「テトラポッド(消波ブロック)」「ガス代」(2023/11/27)

「テトラポッド売ってます」
 くたくたの段ボールに黒い油性ペンでそう書かれていた。

 海岸沿いの道路に面した何かの工場のような建物のガレージで、とても清潔とは思えない風貌の初老の男性が座っている。
 男性の目の前には広げられたブルーシートと、手のひらサイズのものからキャリーバッグほどはあろうかというくらいのものまで大小様々なテトラポッドが乱雑に置かれている。テトラポッドの露天商と言った具合だ。
 私は思わず声をかけてしまった。
「おっちゃん、これ何?」
 すると男性は嬉しそうに答える。
「何って、テトラポッドやん。

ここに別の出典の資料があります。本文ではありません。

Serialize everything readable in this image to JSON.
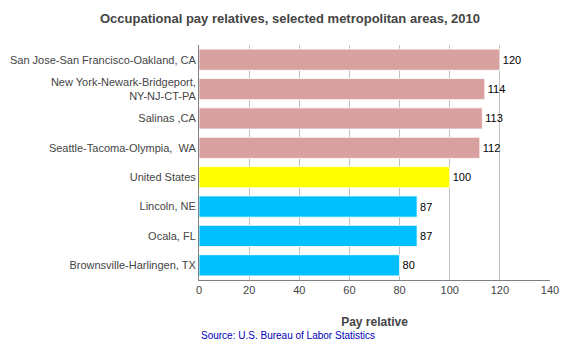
{
  "chart_data": {
    "type": "bar",
    "orientation": "horizontal",
    "title": "Occupational pay relatives, selected metropolitan areas, 2010",
    "categories": [
      "Brownsville-Harlingen, TX",
      "Ocala, FL",
      "Lincoln, NE",
      "United States",
      "Seattle-Tacoma-Olympia,  WA",
      "Salinas ,CA",
      "New York-Newark-Bridgeport,\nNY-NJ-CT-PA",
      "San Jose-San Francisco-Oakland, CA"
    ],
    "values": [
      80,
      87,
      87,
      100,
      112,
      113,
      114,
      120
    ],
    "colors": [
      "#00bfff",
      "#00bfff",
      "#00bfff",
      "#ffff00",
      "#d9a0a0",
      "#d9a0a0",
      "#d9a0a0",
      "#d9a0a0"
    ],
    "xlabel": "Pay relative",
    "xlim": [
      0,
      140
    ],
    "xticks": [
      0,
      20,
      40,
      60,
      80,
      100,
      120,
      140
    ],
    "grid": true,
    "data_labels": true,
    "annotations": [
      {
        "text": "Source: U.S. Bureau of Labor Statistics",
        "color": "#0000bb"
      }
    ]
  }
}
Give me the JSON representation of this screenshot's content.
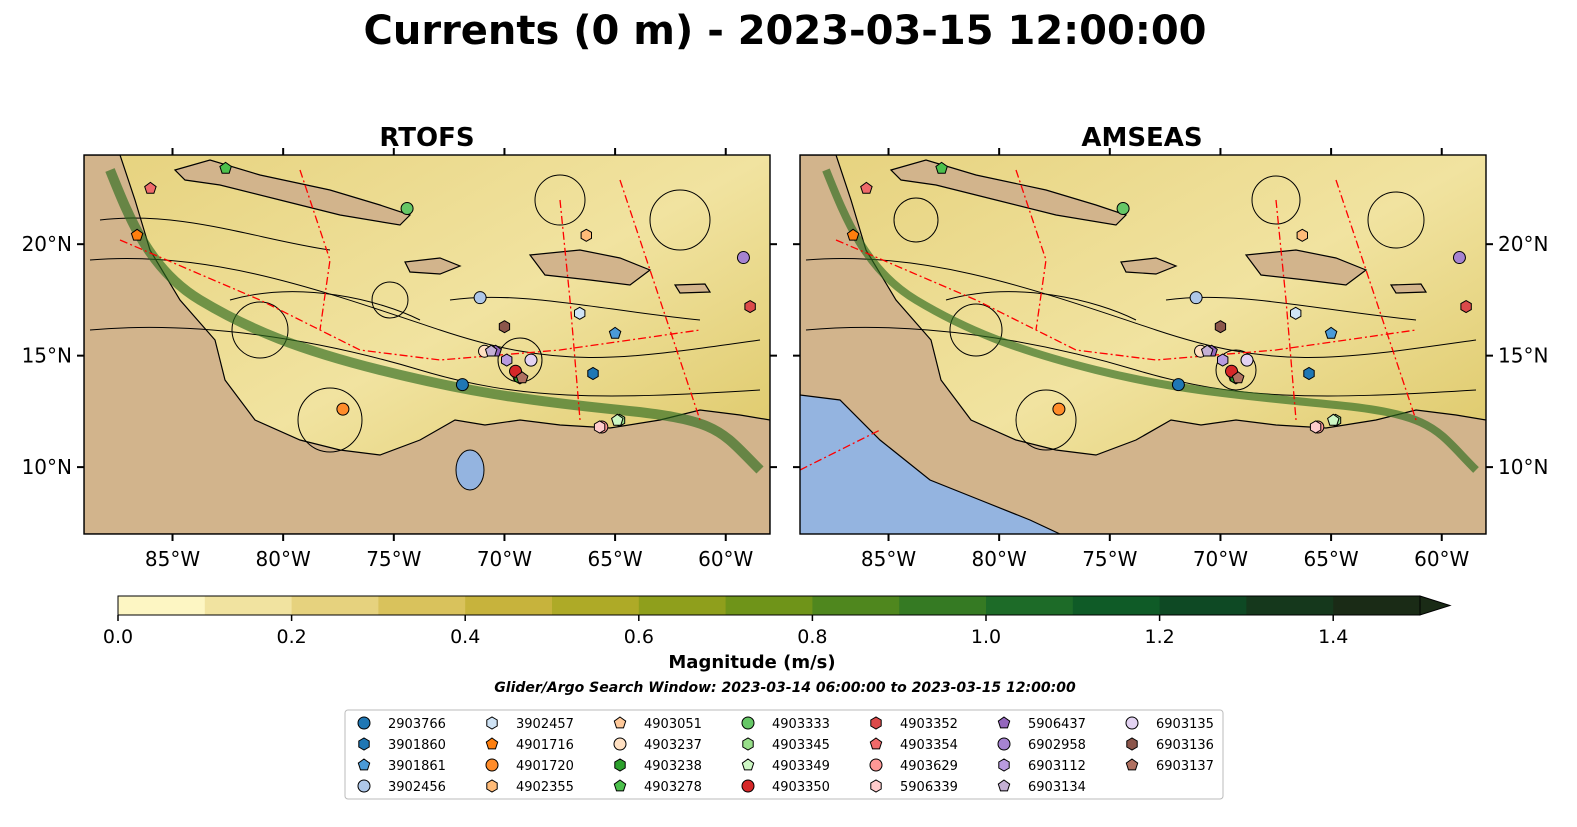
{
  "title": "Currents (0 m) - 2023-03-15 12:00:00",
  "chart_data": [
    {
      "type": "heatmap",
      "title": "RTOFS",
      "field": "surface current magnitude with streamlines",
      "xlim": [
        -89,
        -58
      ],
      "ylim": [
        7,
        24
      ],
      "xticks": [
        "85°W",
        "80°W",
        "75°W",
        "70°W",
        "65°W",
        "60°W"
      ],
      "yticks": [
        "20°N",
        "15°N",
        "10°N"
      ],
      "ytick_side": "left",
      "points": [
        {
          "id": "2903766",
          "lon": -71.9,
          "lat": 13.7
        },
        {
          "id": "3901860",
          "lon": -66.0,
          "lat": 14.2
        },
        {
          "id": "3901861",
          "lon": -65.0,
          "lat": 16.0
        },
        {
          "id": "3902456",
          "lon": -71.1,
          "lat": 17.6
        },
        {
          "id": "3902457",
          "lon": -66.6,
          "lat": 16.9
        },
        {
          "id": "4901716",
          "lon": -86.6,
          "lat": 20.4
        },
        {
          "id": "4901720",
          "lon": -77.3,
          "lat": 12.6
        },
        {
          "id": "4902355",
          "lon": -66.3,
          "lat": 20.4
        },
        {
          "id": "4903051",
          "lon": -69.4,
          "lat": 14.1
        },
        {
          "id": "4903237",
          "lon": -70.9,
          "lat": 15.2
        },
        {
          "id": "4903238",
          "lon": -69.3,
          "lat": 14.0
        },
        {
          "id": "4903278",
          "lon": -82.6,
          "lat": 23.4
        },
        {
          "id": "4903333",
          "lon": -74.4,
          "lat": 21.6
        },
        {
          "id": "4903345",
          "lon": -64.8,
          "lat": 12.1
        },
        {
          "id": "4903349",
          "lon": -64.9,
          "lat": 12.1
        },
        {
          "id": "4903350",
          "lon": -69.5,
          "lat": 14.3
        },
        {
          "id": "4903352",
          "lon": -58.9,
          "lat": 17.2
        },
        {
          "id": "4903354",
          "lon": -86.0,
          "lat": 22.5
        },
        {
          "id": "4903629",
          "lon": -65.6,
          "lat": 11.8
        },
        {
          "id": "5906339",
          "lon": -65.7,
          "lat": 11.8
        },
        {
          "id": "5906437",
          "lon": -70.4,
          "lat": 15.2
        },
        {
          "id": "6902958",
          "lon": -59.2,
          "lat": 19.4
        },
        {
          "id": "6903112",
          "lon": -69.9,
          "lat": 14.8
        },
        {
          "id": "6903134",
          "lon": -70.6,
          "lat": 15.2
        },
        {
          "id": "6903135",
          "lon": -68.8,
          "lat": 14.8
        },
        {
          "id": "6903136",
          "lon": -70.0,
          "lat": 16.3
        },
        {
          "id": "6903137",
          "lon": -69.2,
          "lat": 14.0
        }
      ]
    },
    {
      "type": "heatmap",
      "title": "AMSEAS",
      "field": "surface current magnitude with streamlines",
      "xlim": [
        -89,
        -58
      ],
      "ylim": [
        7,
        24
      ],
      "xticks": [
        "85°W",
        "80°W",
        "75°W",
        "70°W",
        "65°W",
        "60°W"
      ],
      "yticks": [
        "20°N",
        "15°N",
        "10°N"
      ],
      "ytick_side": "right",
      "points": [
        {
          "id": "2903766",
          "lon": -71.9,
          "lat": 13.7
        },
        {
          "id": "3901860",
          "lon": -66.0,
          "lat": 14.2
        },
        {
          "id": "3901861",
          "lon": -65.0,
          "lat": 16.0
        },
        {
          "id": "3902456",
          "lon": -71.1,
          "lat": 17.6
        },
        {
          "id": "3902457",
          "lon": -66.6,
          "lat": 16.9
        },
        {
          "id": "4901716",
          "lon": -86.6,
          "lat": 20.4
        },
        {
          "id": "4901720",
          "lon": -77.3,
          "lat": 12.6
        },
        {
          "id": "4902355",
          "lon": -66.3,
          "lat": 20.4
        },
        {
          "id": "4903051",
          "lon": -69.4,
          "lat": 14.1
        },
        {
          "id": "4903237",
          "lon": -70.9,
          "lat": 15.2
        },
        {
          "id": "4903238",
          "lon": -69.3,
          "lat": 14.0
        },
        {
          "id": "4903278",
          "lon": -82.6,
          "lat": 23.4
        },
        {
          "id": "4903333",
          "lon": -74.4,
          "lat": 21.6
        },
        {
          "id": "4903345",
          "lon": -64.8,
          "lat": 12.1
        },
        {
          "id": "4903349",
          "lon": -64.9,
          "lat": 12.1
        },
        {
          "id": "4903350",
          "lon": -69.5,
          "lat": 14.3
        },
        {
          "id": "4903352",
          "lon": -58.9,
          "lat": 17.2
        },
        {
          "id": "4903354",
          "lon": -86.0,
          "lat": 22.5
        },
        {
          "id": "4903629",
          "lon": -65.6,
          "lat": 11.8
        },
        {
          "id": "5906339",
          "lon": -65.7,
          "lat": 11.8
        },
        {
          "id": "5906437",
          "lon": -70.4,
          "lat": 15.2
        },
        {
          "id": "6902958",
          "lon": -59.2,
          "lat": 19.4
        },
        {
          "id": "6903112",
          "lon": -69.9,
          "lat": 14.8
        },
        {
          "id": "6903134",
          "lon": -70.6,
          "lat": 15.2
        },
        {
          "id": "6903135",
          "lon": -68.8,
          "lat": 14.8
        },
        {
          "id": "6903136",
          "lon": -70.0,
          "lat": 16.3
        },
        {
          "id": "6903137",
          "lon": -69.2,
          "lat": 14.0
        }
      ]
    }
  ],
  "colorbar": {
    "label": "Magnitude (m/s)",
    "min": 0.0,
    "max": 1.5,
    "step": 0.1,
    "extend": "max",
    "tick_values": [
      0.0,
      0.2,
      0.4,
      0.6,
      0.8,
      1.0,
      1.2,
      1.4
    ],
    "ticks": [
      "0.0",
      "0.2",
      "0.4",
      "0.6",
      "0.8",
      "1.0",
      "1.2",
      "1.4"
    ],
    "colors": [
      "#fdf6c3",
      "#f1e3a0",
      "#e6d27e",
      "#d9c25c",
      "#c7b33c",
      "#aeaa27",
      "#8f9f1c",
      "#6f9419",
      "#4f871e",
      "#357a23",
      "#1d6b28",
      "#0f5b27",
      "#0e4924",
      "#15381c",
      "#1a2b16"
    ]
  },
  "search_window": "Glider/Argo Search Window: 2023-03-14 06:00:00 to 2023-03-15 12:00:00",
  "legend": [
    {
      "id": "2903766",
      "marker": "circle",
      "color": "#1f77b4"
    },
    {
      "id": "3901860",
      "marker": "hexagon",
      "color": "#1f77b4"
    },
    {
      "id": "3901861",
      "marker": "pentagon",
      "color": "#4a9ad8"
    },
    {
      "id": "3902456",
      "marker": "circle",
      "color": "#aec7e8"
    },
    {
      "id": "3902457",
      "marker": "hexagon",
      "color": "#cfe3f5"
    },
    {
      "id": "4901716",
      "marker": "pentagon",
      "color": "#ff7f0e"
    },
    {
      "id": "4901720",
      "marker": "circle",
      "color": "#ff8c2a"
    },
    {
      "id": "4902355",
      "marker": "hexagon",
      "color": "#ffbb78"
    },
    {
      "id": "4903051",
      "marker": "pentagon",
      "color": "#ffc99a"
    },
    {
      "id": "4903237",
      "marker": "circle",
      "color": "#ffe0c2"
    },
    {
      "id": "4903238",
      "marker": "hexagon",
      "color": "#2ca02c"
    },
    {
      "id": "4903278",
      "marker": "pentagon",
      "color": "#4cc04c"
    },
    {
      "id": "4903333",
      "marker": "circle",
      "color": "#66c766"
    },
    {
      "id": "4903345",
      "marker": "hexagon",
      "color": "#98df8a"
    },
    {
      "id": "4903349",
      "marker": "pentagon",
      "color": "#cdf7c4"
    },
    {
      "id": "4903350",
      "marker": "circle",
      "color": "#d62728"
    },
    {
      "id": "4903352",
      "marker": "hexagon",
      "color": "#dc4a4a"
    },
    {
      "id": "4903354",
      "marker": "pentagon",
      "color": "#ef6a6a"
    },
    {
      "id": "4903629",
      "marker": "circle",
      "color": "#ff9896"
    },
    {
      "id": "5906339",
      "marker": "hexagon",
      "color": "#ffcccc"
    },
    {
      "id": "5906437",
      "marker": "pentagon",
      "color": "#9467bd"
    },
    {
      "id": "6902958",
      "marker": "circle",
      "color": "#a683d0"
    },
    {
      "id": "6903112",
      "marker": "hexagon",
      "color": "#b99be0"
    },
    {
      "id": "6903134",
      "marker": "pentagon",
      "color": "#c5b0d5"
    },
    {
      "id": "6903135",
      "marker": "circle",
      "color": "#e3d3f2"
    },
    {
      "id": "6903136",
      "marker": "hexagon",
      "color": "#8c564b"
    },
    {
      "id": "6903137",
      "marker": "pentagon",
      "color": "#b07060"
    }
  ],
  "colors": {
    "land": "#d2b48c",
    "lake": "#94b4e0",
    "river": "#9bb5d6",
    "eez": "#ff0000",
    "streamline": "#000000"
  }
}
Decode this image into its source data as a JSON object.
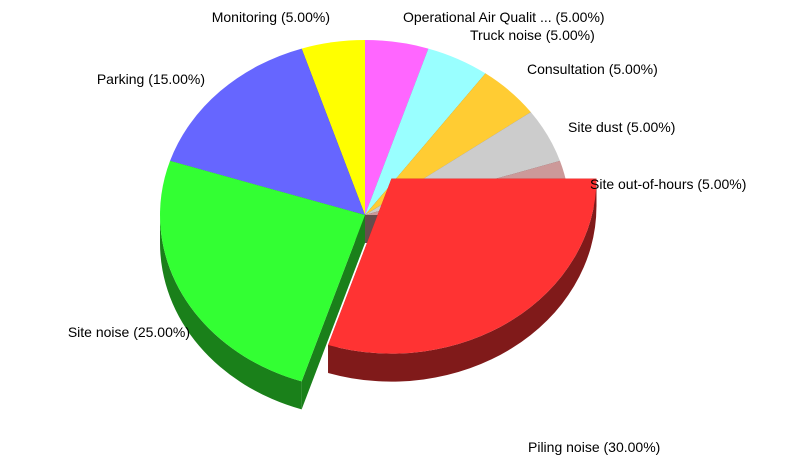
{
  "chart_data": {
    "type": "pie3d",
    "categories": [
      "Operational Air Qualit ...",
      "Truck noise",
      "Consultation",
      "Site dust",
      "Site out-of-hours",
      "Piling noise",
      "Site noise",
      "Parking",
      "Monitoring"
    ],
    "values": [
      5,
      5,
      5,
      5,
      5,
      30,
      25,
      15,
      5
    ],
    "value_labels": [
      "(5.00%)",
      "(5.00%)",
      "(5.00%)",
      "(5.00%)",
      "(5.00%)",
      "(30.00%)",
      "(25.00%)",
      "(15.00%)",
      "(5.00%)"
    ],
    "colors": [
      "#ff66ff",
      "#99ffff",
      "#ffcc33",
      "#cccccc",
      "#cc9999",
      "#ff3333",
      "#33ff33",
      "#6666ff",
      "#ffff00"
    ],
    "explode": [
      false,
      false,
      false,
      false,
      false,
      true,
      false,
      false,
      false
    ]
  }
}
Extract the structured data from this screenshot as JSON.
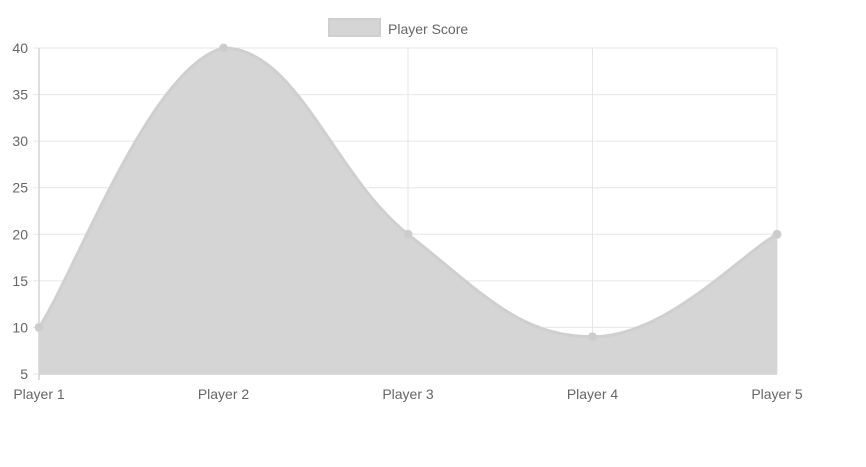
{
  "chart_data": {
    "type": "area",
    "categories": [
      "Player 1",
      "Player 2",
      "Player 3",
      "Player 4",
      "Player 5"
    ],
    "series": [
      {
        "name": "Player Score",
        "values": [
          10,
          40,
          20,
          9,
          20
        ]
      }
    ],
    "ylim": [
      5,
      40
    ],
    "yticks": [
      5,
      10,
      15,
      20,
      25,
      30,
      35,
      40
    ],
    "grid": true,
    "legend_position": "top",
    "colors": {
      "fill": "#d5d5d5",
      "stroke": "#cfcfcf",
      "point": "#cccccc",
      "grid": "#e6e6e6",
      "axis": "#bdbdbd",
      "text": "#666666"
    }
  }
}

海岸にいっぱいあるやつ。かわいいやろ?買っていかんか?」
 私はその男性の笑顔を見て、悪い人ではないと直感した。
 それでいて少し可哀想であるし、人助けだと思って一つ買ってみようと思い立つ。
「じゃあ、一個もらおっかな。」
 男性はまた笑顔になる。
「おおきになぁ。これでおっちゃんやっと風呂入れるわ。ずっとガス代払えてなかってん。」
 その言葉を聞いて、私も嬉しくなる。人助けだと判断した自分を褒めてやりたい。

 お金とテトラポッドを交換し終え少し世間話をしていると、どこからかスーツ姿の二人組の男女がやってきた。
「すみません。テトラポッドを販売していると聞いてきたんですけども。」
 初老の男性は答える。
「ああ、売っとるよ」
 それを聞いて男女二人組は顔を見合わせ、いそいそと名刺を差し出した。
「私どもは、株式会社〇〇〇〇〇の者でございます。テトラポッドというのはですね実は私どもが商標登録をしておりまして、テトラポッドという名前を使って商売をすることは権利侵害にあたります。」
 突然の訪問と共に衝撃の事実を突きつけられた初老の男性は開いた口が塞がらない。
「権利侵害って……」
 スーツの男は続ける。
「つきましては、今後一切のテトラポッドという名称の禁止と、今までの売上の提供を約束していただけるなら、この事実は無かったことにしようと思うのですが、いかがでしょう?」
 初老の男性は肩を落としつつ、渋々納得した。